Take a look at Microsoft's logic apps, it is slightly more generalist, and not so focused on data processing but not nearly as polished as Parabola.


What features are better than Zapier? I am curious as I use Zapier for automating stuff I don't want to program especially for marketing releated and this does look like the flow can be more advanced?


This is pretty much exactly what was supposed to be the main product of a startup I worked with some three years ago. Unfortunately the founders had unrealistic ideas about funding and the work required.


Congratulations for the launch. Definitely a good idea.
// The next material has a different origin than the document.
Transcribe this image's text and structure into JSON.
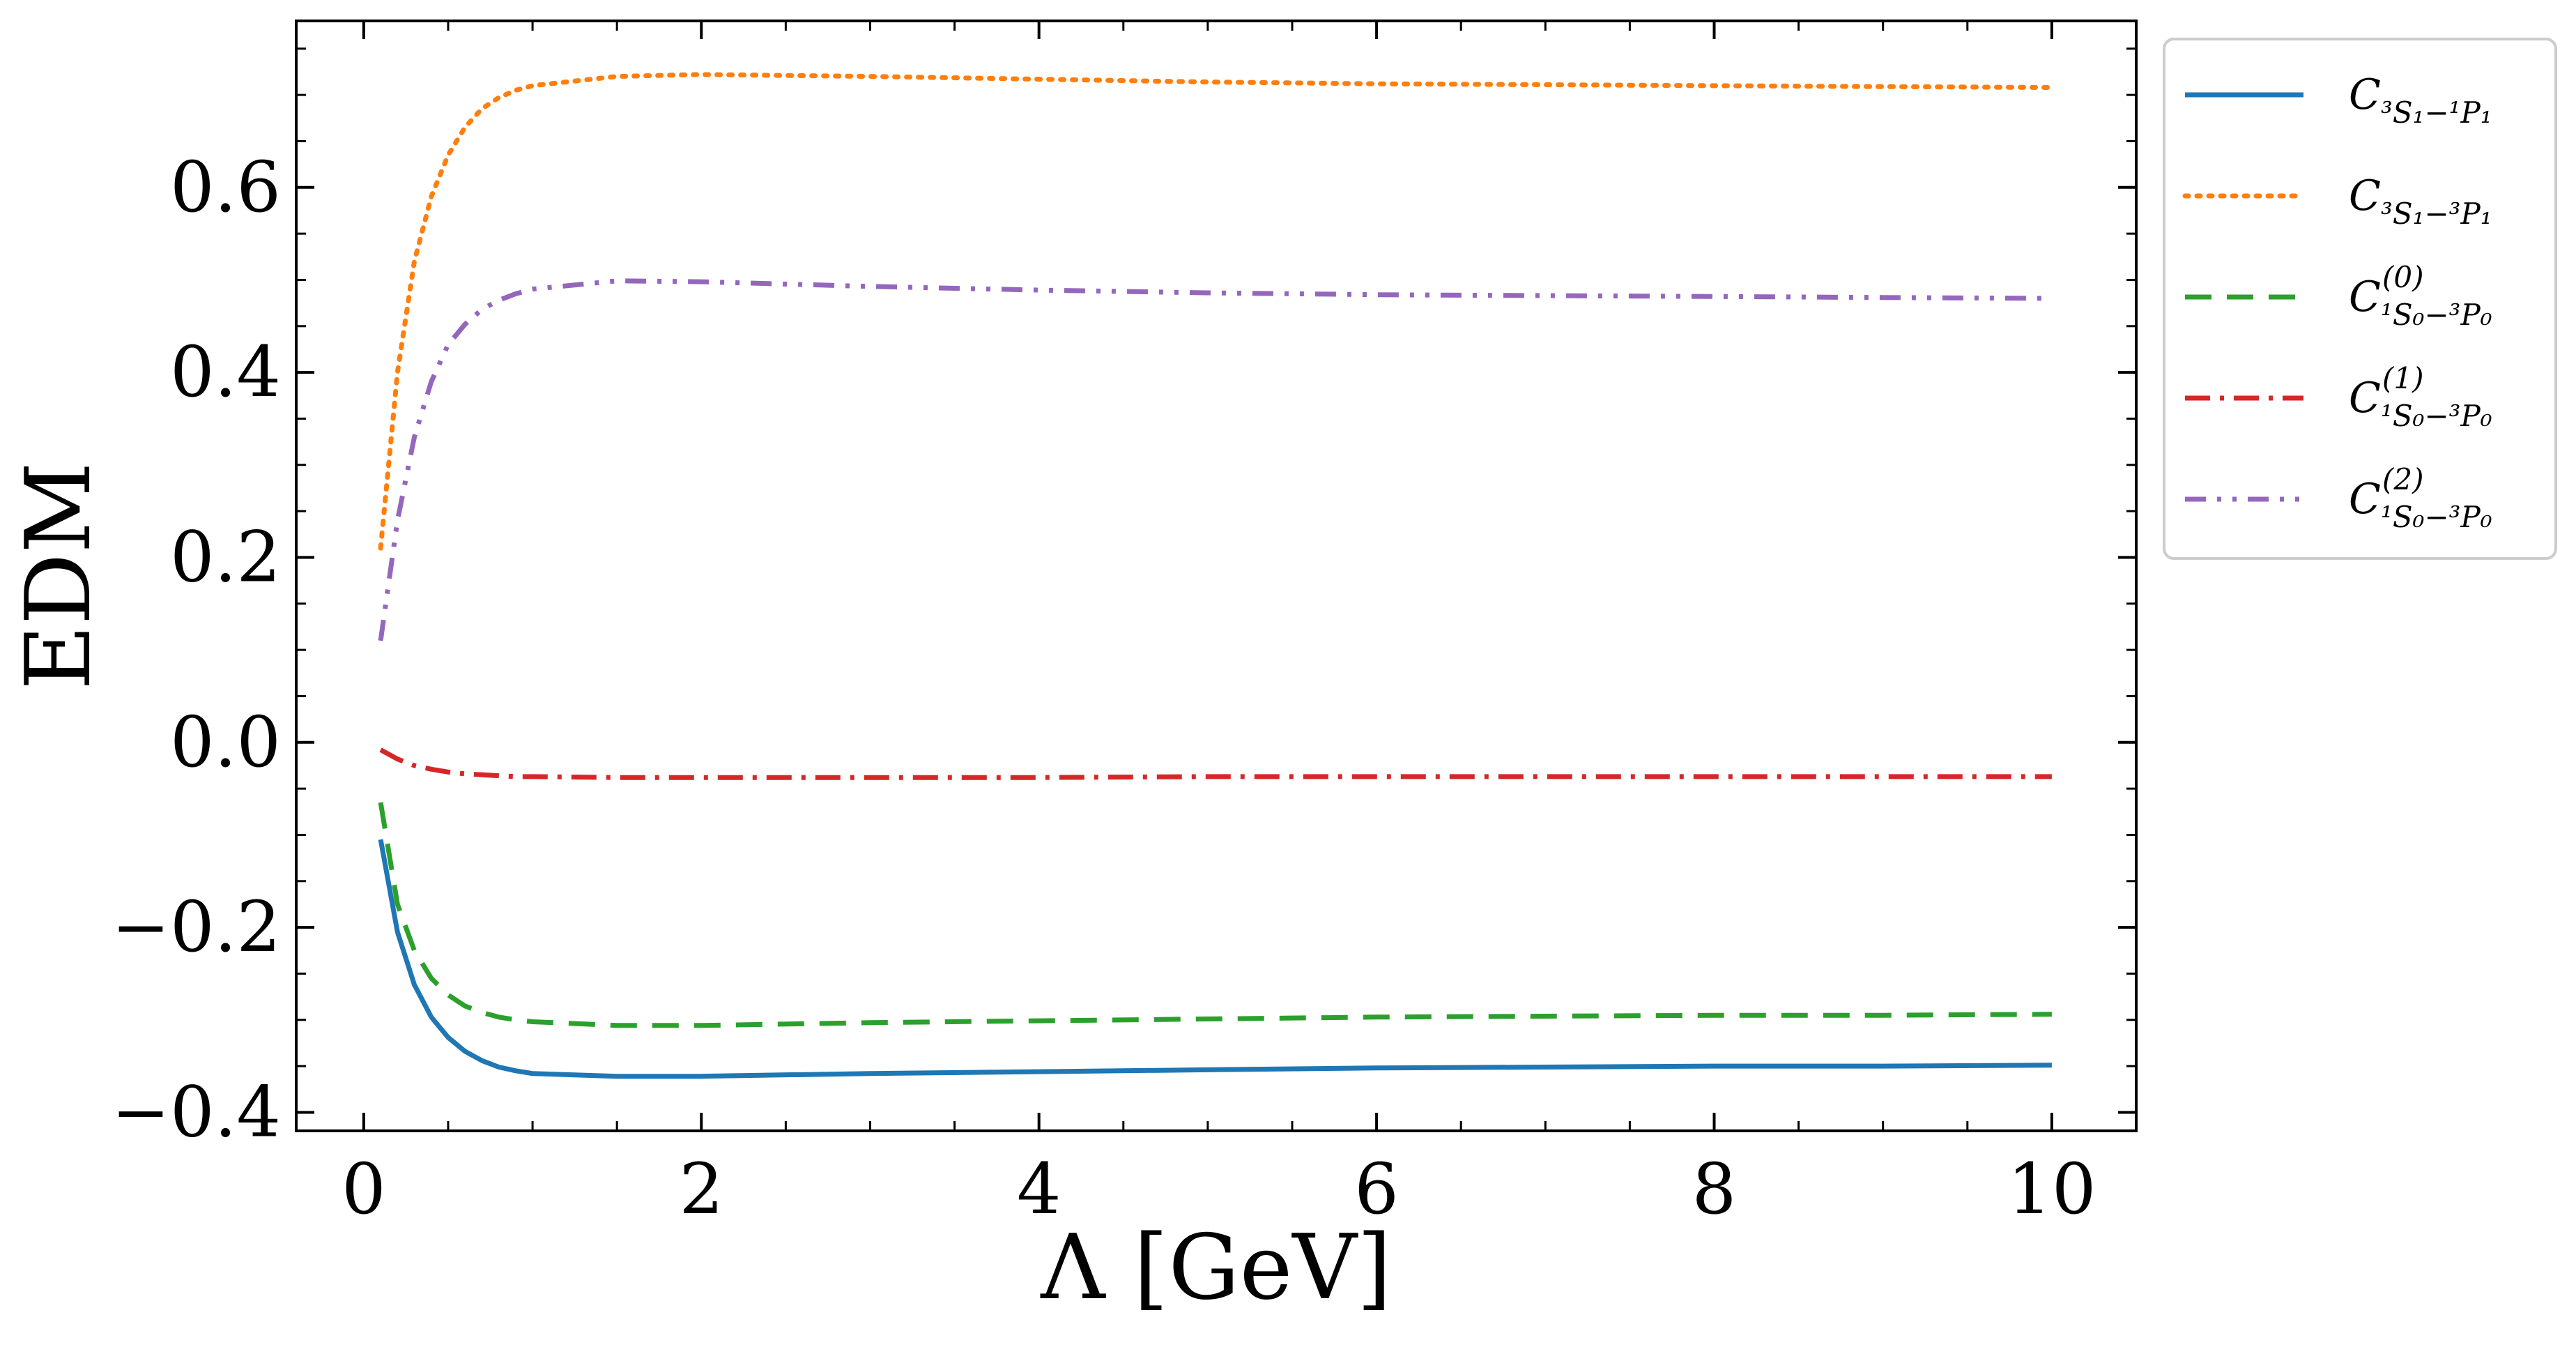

I'm a developer and personally won't need this, but I'll definitely suggest this when I think this could replace some "real coding".


Does this all run as some user's ID? Is it storing/managing credentials for them?

RPA tools seem to be all the rage, but questions around accountability, auditability and other security aspects still stand out.


you should allow to quickly testrun the product without having to signup.


Is there any plans to offer Jira/Atlassian integration?


That's definitely on our roadmap, and we move things around based on need/interest of users. Shoot us an email to hi [at] parabola.io with what you're looking to do and we'd love to see how we can help.


This looks exactly like an online version of Talend.


How is this different from Zapier or IFTT?


More transformations it looks like. You could probably pipe things through Google Sheets to replicate most of what this is doing but that’s an extra step. The whole point is to eliminate those.


Pentaho anyone?


Nothing for windows? MS Office?


Microsoft has "Flow" which is basically Parabola, but considerably more confusing for end-users.


This is about as true as it gets.

Also, the UI for flow is absolutely atrocious once you start adding large numbers of conditionals.


Parabola is browser-based so should work great on windows! And we support importing .csv and .xls files.


Great idea - especially for non-programmers.

The question I have is - can it outperform the command line? (see https://news.ycombinator.com/item?id=17135841 for more)

I almost always use awk/mawk for such things.